The tissue adhesive n-butyl-2-cyanoacrylate (“glue”) consists of monomers which polymerize very quickly in combination with fluid containing electrolytes (e.g., blood). Embolization is purely flow-controlled and takes only a few seconds after injection via a catheter lumen until the adhesive is hard and polymerized. Polymerization can be slightly delayed by the addition of Lipiodol. The instant hardening is the main disadvantage of n-butyl-2-cyanoacrylate, as the adhesive can stick to the catheter tip like superglue. In addition, the depth of tissue penetration cannot be easily controlled. To prevent the catheter lumen from getting stuck with glue, it must be pre-rinsed with glucose solution. The handling of n-butyl-2-cyanoacrylate requires a great deal of experience and is not very predictable. N-butyl-2-cyanoacrylate is mainly used in the embolization of cerebral or spinal arteriovenous malformations.

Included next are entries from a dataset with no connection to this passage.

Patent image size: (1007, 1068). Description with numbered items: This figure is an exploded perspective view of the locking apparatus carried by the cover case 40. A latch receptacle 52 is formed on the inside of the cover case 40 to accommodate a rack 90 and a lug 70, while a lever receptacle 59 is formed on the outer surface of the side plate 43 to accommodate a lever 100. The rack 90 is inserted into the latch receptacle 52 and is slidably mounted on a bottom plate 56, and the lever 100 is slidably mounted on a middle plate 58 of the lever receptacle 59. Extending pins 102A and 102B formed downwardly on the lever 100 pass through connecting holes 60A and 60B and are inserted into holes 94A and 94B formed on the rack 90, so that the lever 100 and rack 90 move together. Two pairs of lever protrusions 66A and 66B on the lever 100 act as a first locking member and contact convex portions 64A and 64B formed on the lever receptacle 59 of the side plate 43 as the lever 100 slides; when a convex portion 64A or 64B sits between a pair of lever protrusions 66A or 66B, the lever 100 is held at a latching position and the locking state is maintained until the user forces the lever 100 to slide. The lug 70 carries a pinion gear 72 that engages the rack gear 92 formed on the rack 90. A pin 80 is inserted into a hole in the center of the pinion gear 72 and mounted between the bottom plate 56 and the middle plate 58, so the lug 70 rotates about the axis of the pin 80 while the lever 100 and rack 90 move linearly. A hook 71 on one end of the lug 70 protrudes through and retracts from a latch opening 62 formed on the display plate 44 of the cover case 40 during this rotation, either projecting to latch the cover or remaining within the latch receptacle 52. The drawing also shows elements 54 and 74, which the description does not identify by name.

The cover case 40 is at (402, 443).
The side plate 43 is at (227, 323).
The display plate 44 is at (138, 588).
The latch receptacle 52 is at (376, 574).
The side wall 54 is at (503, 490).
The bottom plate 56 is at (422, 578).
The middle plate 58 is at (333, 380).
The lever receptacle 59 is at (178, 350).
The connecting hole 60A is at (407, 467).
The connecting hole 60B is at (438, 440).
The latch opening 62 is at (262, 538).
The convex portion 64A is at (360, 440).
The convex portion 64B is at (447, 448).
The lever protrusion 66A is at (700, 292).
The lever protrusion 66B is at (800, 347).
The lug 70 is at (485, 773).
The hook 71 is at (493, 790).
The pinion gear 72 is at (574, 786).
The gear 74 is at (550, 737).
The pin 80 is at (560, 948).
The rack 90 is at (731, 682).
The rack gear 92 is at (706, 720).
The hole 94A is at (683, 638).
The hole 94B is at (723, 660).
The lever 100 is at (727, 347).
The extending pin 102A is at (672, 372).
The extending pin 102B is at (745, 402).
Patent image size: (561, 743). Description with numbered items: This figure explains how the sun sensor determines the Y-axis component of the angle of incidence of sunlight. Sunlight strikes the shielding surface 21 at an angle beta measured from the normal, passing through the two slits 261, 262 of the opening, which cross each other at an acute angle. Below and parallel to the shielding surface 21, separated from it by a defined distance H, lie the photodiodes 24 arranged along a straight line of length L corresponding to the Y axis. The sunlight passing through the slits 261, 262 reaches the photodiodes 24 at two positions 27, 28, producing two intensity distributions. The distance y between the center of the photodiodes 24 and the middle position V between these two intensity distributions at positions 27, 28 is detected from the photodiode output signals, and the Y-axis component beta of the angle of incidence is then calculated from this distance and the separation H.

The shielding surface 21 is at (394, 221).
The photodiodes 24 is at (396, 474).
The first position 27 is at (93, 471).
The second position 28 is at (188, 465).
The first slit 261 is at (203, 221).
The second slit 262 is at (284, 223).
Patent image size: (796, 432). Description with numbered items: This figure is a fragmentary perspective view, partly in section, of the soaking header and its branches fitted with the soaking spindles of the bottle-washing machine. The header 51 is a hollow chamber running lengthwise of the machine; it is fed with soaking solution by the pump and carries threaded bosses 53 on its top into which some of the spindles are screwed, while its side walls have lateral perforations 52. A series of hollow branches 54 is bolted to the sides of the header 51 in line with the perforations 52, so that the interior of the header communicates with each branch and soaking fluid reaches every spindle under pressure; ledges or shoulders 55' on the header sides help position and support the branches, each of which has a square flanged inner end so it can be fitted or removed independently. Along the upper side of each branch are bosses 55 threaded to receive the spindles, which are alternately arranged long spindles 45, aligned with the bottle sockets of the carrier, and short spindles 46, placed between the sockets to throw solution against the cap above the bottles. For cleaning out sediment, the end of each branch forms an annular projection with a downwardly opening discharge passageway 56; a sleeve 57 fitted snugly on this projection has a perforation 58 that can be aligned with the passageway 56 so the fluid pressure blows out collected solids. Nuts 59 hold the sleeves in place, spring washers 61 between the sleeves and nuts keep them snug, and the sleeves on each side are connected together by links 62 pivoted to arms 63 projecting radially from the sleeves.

In addition to sclerotherapy of venous malformations, pure alcohol is also used in the embolization of arteriovenous malformations. The vaso-occlusive and thus embolizing effect of pure ethanol is based on massive damage to the endothelium, with necrosis and subsequent thrombosis, and is locally effective. A major disadvantage is the lack of X-ray density as well as the low viscosity, which makes embolization with alcohol difficult to control without systemic contamination. The choice of the correct dosage for the treatment of high-flow malformations requires an extremely high level of experience, since the systemic (e.g., occlusion of the pulmonary tract) and local side effects (e.g., necrosis, nerve damage) can be considerable in some cases when alcohol is applied intra-arterially. Embolizations with pure ethanol are very painful and should therefore be performed under general anesthesia.
During and after embolization, adequate pain management must be administered, as embolization can lead to tissue inflammation and ischemia. Incorrect embolization can cause tissue damage (necrosis). Thrombosis and thromboembolism can also occur, in the worst case with pulmonary embolism. Catheter guidance with guidewires can cause damage (a tear or dissection) to the vessel wall, which may further lead to bleeding or occlusion from the vessel injury. In addition, the potential complications caused by iodinated X-ray contrast media must be taken into account (e.g., renal insufficiency, hyperthyroidism, contrast medium allergy). Complications at the puncture site include a small amount of bleeding or very rarely life-threatening large hematomas caused by bleeding. Regular monitoring of the puncture sites or the pressure dressing is therefore necessary in addition to bed rest.